The new ProMedica Museum of Natural History at the Toledo Zoo (Ohio) opened last May to the delight of everyone eagerly awaiting the completion of construction in the historic WPA-era building. With master design provided by Graphite Design and Build, the museum focuses on biodiversity in the region and features the popular “Nature in Hand” hands-on library of bones, pelts and taxidermy. It also offers an impressive Great Hall rental space for gatherings of up to 200 people.
Located within the zoo, the museum is housed in a landmark building whose architecture has been preserved while bringing the latest in 21st century technology to guests touring the exhibits and staff maintaining facility operations. “For the past 30 years this building has not been fully utilized,” notes Jennifer Van Horn, Vice President of Construction and Planning for the Toledo Zoo. “After a $27 million renovation we now have 66,000-square-feet in displays and spaces.”
Weigl Works, LLC and Alcorn McBride partnered to develop solutions for the tight integration of show control, animation, audio, video and lighting. This partnership came into play at the Museum where the two companies have joined forces to create seamless exhibit and facility control.
Weigl custom configured eight touch panel interfaces placed throughout the museum for staff control of all elements ranging from facility-wide or individual exhibit start up and shut down to deployment of interactives, audio, video and lighting elements. Alcorn McBride’s V16Pro show controller and ShowTouch software provide master control for all devices in coordination with six Weigl ProCommander® show controllers managing each zone of the museum.
“Alcorn and Weigl products blend environmental control with the interactive guest experience,” says Weigl President Mike Blasko. “All the technology is tied together and designed to be in the background.”
For the permanent “Nature in Hand” exhibit, guests interact with artifacts via wireless cameras that enable them to catalog or “accession” artifacts by taking their pictures after receiving specific clues about what to look for. “Weigl and Graphite designed the cameras for this interactive scavenger hunt game,” says Van Horn. “So often everything you look at in an exhibit is behind glass. You get a much different experience handling a fossil than just looking at it. Here you get to interact with the artifacts, and when you take pictures you score points.”
A large monitor provides clues to the types of artifacts they need to seek out. When a guest points and clicks their camera at the correct artifact, an infrared beam hits a glowing target. That in turn triggers a change in target and house lighting and a music cue. Guests continue to get clues and collect correct answers; a running score is tabulated by computer and a winner declared after five clues. Fifty clues are in rotation so guests can play new games and not repeat the experience.
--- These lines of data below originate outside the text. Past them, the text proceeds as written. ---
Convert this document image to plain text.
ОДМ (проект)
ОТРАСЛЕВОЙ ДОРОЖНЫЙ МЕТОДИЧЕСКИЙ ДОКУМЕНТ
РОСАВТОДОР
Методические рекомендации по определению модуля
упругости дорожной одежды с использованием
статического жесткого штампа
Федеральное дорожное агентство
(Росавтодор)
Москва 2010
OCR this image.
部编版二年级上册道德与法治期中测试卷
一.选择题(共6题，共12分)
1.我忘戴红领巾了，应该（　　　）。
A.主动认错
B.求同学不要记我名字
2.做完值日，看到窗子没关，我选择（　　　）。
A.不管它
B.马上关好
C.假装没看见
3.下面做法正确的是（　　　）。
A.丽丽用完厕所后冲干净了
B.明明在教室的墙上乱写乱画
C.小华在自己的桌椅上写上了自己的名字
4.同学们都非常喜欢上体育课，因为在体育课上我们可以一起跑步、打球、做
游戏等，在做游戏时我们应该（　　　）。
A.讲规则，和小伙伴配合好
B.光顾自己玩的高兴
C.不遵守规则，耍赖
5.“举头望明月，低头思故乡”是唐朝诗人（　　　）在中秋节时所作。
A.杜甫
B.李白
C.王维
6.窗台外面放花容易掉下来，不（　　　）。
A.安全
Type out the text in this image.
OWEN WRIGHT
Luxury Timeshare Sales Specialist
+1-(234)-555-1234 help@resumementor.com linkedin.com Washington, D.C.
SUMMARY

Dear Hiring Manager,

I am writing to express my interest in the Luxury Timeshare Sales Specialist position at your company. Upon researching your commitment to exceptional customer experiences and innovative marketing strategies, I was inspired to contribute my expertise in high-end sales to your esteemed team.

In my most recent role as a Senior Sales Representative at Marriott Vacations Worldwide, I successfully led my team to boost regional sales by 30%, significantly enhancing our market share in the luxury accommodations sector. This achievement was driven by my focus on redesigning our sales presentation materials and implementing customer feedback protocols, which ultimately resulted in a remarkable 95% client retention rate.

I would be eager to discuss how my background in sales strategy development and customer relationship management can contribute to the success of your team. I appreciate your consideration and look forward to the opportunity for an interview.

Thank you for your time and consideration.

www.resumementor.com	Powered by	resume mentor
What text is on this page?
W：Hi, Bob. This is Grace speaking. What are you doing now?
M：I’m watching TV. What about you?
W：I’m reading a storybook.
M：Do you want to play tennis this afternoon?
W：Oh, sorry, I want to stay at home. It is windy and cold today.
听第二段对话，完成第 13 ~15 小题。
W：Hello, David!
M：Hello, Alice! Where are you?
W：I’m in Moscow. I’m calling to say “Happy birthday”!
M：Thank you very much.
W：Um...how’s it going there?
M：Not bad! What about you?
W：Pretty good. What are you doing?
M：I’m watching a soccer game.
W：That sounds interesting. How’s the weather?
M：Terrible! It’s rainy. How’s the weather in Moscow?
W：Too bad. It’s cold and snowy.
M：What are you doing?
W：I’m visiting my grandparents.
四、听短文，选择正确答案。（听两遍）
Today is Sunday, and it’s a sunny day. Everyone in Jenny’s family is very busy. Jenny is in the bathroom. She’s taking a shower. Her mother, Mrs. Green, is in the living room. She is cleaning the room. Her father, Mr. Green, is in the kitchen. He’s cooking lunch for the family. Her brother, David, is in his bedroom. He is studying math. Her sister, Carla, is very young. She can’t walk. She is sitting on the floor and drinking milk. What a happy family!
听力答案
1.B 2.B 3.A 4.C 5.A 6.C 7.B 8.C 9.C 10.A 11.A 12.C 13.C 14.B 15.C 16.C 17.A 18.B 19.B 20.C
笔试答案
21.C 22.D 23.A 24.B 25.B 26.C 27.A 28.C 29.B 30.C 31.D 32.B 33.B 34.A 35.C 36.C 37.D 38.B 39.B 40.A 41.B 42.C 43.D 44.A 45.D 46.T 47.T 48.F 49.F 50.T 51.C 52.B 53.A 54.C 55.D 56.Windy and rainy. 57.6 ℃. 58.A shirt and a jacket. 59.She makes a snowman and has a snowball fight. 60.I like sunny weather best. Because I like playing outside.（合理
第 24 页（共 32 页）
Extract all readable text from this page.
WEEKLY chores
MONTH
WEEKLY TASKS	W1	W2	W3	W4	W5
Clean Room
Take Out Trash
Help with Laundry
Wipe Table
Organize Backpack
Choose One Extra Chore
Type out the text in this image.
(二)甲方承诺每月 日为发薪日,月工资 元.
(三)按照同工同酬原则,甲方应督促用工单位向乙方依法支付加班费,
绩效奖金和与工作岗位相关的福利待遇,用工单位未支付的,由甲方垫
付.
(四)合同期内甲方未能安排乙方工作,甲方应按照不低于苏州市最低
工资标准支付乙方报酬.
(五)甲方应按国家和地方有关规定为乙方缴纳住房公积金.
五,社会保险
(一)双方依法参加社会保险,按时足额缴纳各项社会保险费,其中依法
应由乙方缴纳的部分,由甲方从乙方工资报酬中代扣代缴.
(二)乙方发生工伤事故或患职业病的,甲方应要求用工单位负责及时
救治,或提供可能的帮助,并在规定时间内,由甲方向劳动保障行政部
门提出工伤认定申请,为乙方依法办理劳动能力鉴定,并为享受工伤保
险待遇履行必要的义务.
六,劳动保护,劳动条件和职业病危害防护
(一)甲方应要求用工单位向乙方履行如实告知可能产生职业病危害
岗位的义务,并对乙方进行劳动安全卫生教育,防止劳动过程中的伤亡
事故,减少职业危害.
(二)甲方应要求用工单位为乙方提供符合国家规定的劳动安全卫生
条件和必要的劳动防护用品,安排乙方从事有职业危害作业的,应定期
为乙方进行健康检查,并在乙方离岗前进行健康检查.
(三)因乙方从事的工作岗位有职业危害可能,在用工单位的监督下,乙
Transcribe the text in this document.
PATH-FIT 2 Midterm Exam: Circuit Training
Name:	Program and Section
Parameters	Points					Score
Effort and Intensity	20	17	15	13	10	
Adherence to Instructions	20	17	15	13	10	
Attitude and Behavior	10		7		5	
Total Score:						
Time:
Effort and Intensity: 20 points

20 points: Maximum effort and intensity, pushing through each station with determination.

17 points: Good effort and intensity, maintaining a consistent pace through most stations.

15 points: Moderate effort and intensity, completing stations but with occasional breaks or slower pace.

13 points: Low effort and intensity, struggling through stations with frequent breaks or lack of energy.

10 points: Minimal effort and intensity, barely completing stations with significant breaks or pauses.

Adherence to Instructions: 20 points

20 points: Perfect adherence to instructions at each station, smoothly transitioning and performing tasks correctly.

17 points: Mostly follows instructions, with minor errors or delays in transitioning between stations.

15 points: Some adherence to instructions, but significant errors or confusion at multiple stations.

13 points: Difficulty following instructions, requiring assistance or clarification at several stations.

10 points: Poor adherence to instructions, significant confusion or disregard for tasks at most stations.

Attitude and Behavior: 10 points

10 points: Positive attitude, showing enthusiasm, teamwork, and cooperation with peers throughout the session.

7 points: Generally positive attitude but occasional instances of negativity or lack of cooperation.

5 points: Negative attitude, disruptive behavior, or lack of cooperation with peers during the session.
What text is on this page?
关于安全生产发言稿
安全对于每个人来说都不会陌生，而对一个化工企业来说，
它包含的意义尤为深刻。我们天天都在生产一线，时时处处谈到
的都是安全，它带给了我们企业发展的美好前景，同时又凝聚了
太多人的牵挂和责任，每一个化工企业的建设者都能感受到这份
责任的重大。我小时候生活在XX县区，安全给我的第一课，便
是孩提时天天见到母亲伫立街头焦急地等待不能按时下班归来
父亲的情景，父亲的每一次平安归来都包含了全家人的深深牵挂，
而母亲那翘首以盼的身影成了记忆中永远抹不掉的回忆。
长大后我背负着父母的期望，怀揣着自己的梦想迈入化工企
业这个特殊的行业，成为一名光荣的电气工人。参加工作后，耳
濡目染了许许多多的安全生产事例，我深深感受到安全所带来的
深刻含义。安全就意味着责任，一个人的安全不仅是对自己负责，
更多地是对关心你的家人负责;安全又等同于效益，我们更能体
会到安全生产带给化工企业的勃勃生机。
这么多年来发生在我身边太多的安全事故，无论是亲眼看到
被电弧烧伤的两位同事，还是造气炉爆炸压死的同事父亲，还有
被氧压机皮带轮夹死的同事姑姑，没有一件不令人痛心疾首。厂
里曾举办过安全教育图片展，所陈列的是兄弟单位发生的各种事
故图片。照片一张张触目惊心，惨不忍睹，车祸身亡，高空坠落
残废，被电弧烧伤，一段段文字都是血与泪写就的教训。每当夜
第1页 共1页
“The cameras get kids away from the touchscreens they’re used to and gives them a more immersive experience,” Blasko points out. “Immersive audio and lighting are two big keys to this museum. There are nearly 64 different channels of point-source audio, so you hear lions and tigers and bears as you walk through, and 6,000 different points of lighting control.”
Custom environmental control was required for The Great Hall, a new two-story, multi- purpose presentation space. During the day images displayed on a projection screen are controlled via Alcorn McBride’s V16Pro. During off-hours The Great Hall may be rented for weddings, corporate and philanthropic events. Alcorn McBride and Weigl equipment team to automate lighting changes and customize color schemes for events. “The whole space can be tailored to a bride and groom’s colors, for example,” Blasko says. “Not many facilities can do that without having a full lighting staff. It’s a big selling point for the space.”
“We’ve had fourteen weddings and 182 events this season, with sixteen wedding booked prior to completing construction,” Van Horn reports. “The catering department can control sound, lighting and video with ease using presets on an iPad. It’s such a simple, user-friendly interface.”
In fact, ease of use was “a driving factor” in choosing the V16Pro and ShowTouch for the new museum, Blasko notes. “There’s a lot of complexity behind our system but the V16Pro and ShowTouch are key to easy operation by the museum. Everything is one- touch automated. I don’t think the museum even expected it to be that simple. This project speaks strongly to the partnership of our two companies.”